Codex Session Behavior

For Codex app-server runs, Symphony:

  • starts one app-server subprocess per worker attempt
  • reuses the same threadId across continuation turns
  • refreshes the GitHub issue state after each successful turn
  • continues on the live thread until the issue leaves the configured active states or agent.max_turns is reached
  • keeps parsing strictly on stdout only
  • treats stderr as diagnostics only

Approval and Tool Policy

The current v1 trust posture is permissive:

  • command/file approvals are auto-approved
  • user-input requests fail the run immediately
  • unsupported dynamic tool calls return a structured failure result and the session continues
  • supported tool execution failures return a structured failure result and are recorded as tool_call_failed
  • github_graphql is advertised and uses Symphony's configured GitHub endpoint and PAT

github_graphql accepts either:

  • a raw GraphQL query string
  • an object with query and optional variables

Only one GraphQL operation is accepted per tool call.

Workspace Safety

Symphony enforces these safety rules:

  • workspaces must stay under the configured workspace root
  • issue identifiers are sanitized before being used in directory names
  • non-directory collisions at workspace paths fail fast
  • hook scripts run inside the issue workspace only
  • temp hook files are cleaned up after execution

Lifecycle hooks:

  • after_create: fatal on failure
  • before_run: fatal on failure
  • after_run: best effort
  • before_remove: best effort

Logs and Diagnostics

Symphony stores durable operational data in SQLite:

  • workflow snapshots
  • issue cache
  • runs and run attempts
  • sessions
  • retry queue
  • workspace records
  • event log
  • leases and dispatch claims

Issue/session-related diagnostics include issue_id, issue_identifier, and session_id where applicable.

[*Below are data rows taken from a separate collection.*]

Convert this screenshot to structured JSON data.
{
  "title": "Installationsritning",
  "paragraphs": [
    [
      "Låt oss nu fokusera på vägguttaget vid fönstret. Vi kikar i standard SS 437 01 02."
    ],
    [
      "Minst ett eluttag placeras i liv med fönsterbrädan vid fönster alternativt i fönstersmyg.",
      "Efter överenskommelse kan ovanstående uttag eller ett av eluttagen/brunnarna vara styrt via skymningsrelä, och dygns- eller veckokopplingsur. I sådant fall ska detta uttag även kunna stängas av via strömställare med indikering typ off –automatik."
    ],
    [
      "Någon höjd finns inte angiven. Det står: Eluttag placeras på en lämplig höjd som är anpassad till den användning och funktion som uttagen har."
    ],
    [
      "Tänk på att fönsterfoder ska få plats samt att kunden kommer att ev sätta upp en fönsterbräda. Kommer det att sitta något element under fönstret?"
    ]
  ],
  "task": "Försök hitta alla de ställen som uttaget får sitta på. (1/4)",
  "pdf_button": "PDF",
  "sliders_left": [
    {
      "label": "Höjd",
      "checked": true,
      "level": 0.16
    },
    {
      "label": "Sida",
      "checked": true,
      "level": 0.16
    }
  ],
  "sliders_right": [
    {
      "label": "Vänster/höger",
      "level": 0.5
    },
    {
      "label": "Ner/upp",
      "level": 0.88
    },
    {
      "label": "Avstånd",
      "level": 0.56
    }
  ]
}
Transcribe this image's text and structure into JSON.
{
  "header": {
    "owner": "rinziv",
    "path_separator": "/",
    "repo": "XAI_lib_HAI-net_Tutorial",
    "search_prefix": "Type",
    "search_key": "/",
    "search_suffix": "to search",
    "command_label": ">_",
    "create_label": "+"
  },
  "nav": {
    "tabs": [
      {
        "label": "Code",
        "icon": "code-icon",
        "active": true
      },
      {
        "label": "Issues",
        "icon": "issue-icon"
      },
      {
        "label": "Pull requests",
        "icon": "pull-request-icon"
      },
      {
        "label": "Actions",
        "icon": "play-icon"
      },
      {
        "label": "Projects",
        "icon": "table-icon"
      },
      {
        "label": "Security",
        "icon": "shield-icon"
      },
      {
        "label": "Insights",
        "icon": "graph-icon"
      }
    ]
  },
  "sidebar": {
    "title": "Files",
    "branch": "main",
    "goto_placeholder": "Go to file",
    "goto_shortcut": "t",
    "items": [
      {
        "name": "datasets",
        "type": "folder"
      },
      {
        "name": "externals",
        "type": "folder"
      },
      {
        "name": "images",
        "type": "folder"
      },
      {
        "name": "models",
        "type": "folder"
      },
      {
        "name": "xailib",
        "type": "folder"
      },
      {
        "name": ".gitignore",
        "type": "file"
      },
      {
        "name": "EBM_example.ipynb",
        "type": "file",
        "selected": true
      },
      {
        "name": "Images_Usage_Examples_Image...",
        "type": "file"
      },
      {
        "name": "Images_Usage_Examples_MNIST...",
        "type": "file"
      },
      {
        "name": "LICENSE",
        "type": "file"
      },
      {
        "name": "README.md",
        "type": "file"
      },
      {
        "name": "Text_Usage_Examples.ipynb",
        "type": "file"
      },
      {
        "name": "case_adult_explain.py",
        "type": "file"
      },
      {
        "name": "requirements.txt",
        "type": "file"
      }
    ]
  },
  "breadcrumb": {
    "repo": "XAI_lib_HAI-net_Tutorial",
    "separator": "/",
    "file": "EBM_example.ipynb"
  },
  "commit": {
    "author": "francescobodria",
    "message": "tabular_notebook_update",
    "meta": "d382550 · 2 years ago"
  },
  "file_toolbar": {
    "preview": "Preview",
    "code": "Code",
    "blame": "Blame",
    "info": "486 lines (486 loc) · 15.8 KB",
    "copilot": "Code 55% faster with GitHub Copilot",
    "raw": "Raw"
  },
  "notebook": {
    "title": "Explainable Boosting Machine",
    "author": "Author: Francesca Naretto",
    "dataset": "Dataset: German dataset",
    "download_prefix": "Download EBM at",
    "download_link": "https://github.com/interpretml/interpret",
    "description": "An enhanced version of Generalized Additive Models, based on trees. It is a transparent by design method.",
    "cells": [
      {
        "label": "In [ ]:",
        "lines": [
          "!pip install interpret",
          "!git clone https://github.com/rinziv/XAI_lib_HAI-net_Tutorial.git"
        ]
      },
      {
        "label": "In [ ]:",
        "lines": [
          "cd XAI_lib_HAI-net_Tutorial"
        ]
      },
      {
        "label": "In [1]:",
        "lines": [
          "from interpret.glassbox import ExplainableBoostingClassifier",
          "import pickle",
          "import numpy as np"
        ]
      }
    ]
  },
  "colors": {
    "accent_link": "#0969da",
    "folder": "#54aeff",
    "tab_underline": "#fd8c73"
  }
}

Token-bearing auth strings and common PAT formats are redacted from persisted diagnostics.

Testing

Recommended local validation:

dotnet build Symphony.slnx --warnaserror
dotnet test Symphony.slnx --no-build

Real GitHub integration tests are opt-in:

$env:SYMPHONY_RUN_REAL_INTEGRATION_TESTS = "1"
$env:GITHUB_TOKEN = "<token>"
dotnet test tests/Symphony.Integration.Tests/Symphony.Integration.Tests.csproj --filter RealIntegrationTests

If the opt-in flag is not set, the real integration test is reported as skipped.

Dashboard Assets

The dashboard is a static frontend served by src/Symphony.Host:

  • Tailwind source: src/Symphony.Host/Styles/dashboard.css
  • Generated CSS: src/Symphony.Host/wwwroot/assets/dashboard.css
  • Client script: src/Symphony.Host/wwwroot/assets/dashboard.js

To rebuild the CSS after UI changes:

Set-Location src/Symphony.Host
npm install
npm run build:css

Containers

For container deployment, mounted workflow/config, and compose artifacts, see ContainerGuide.md.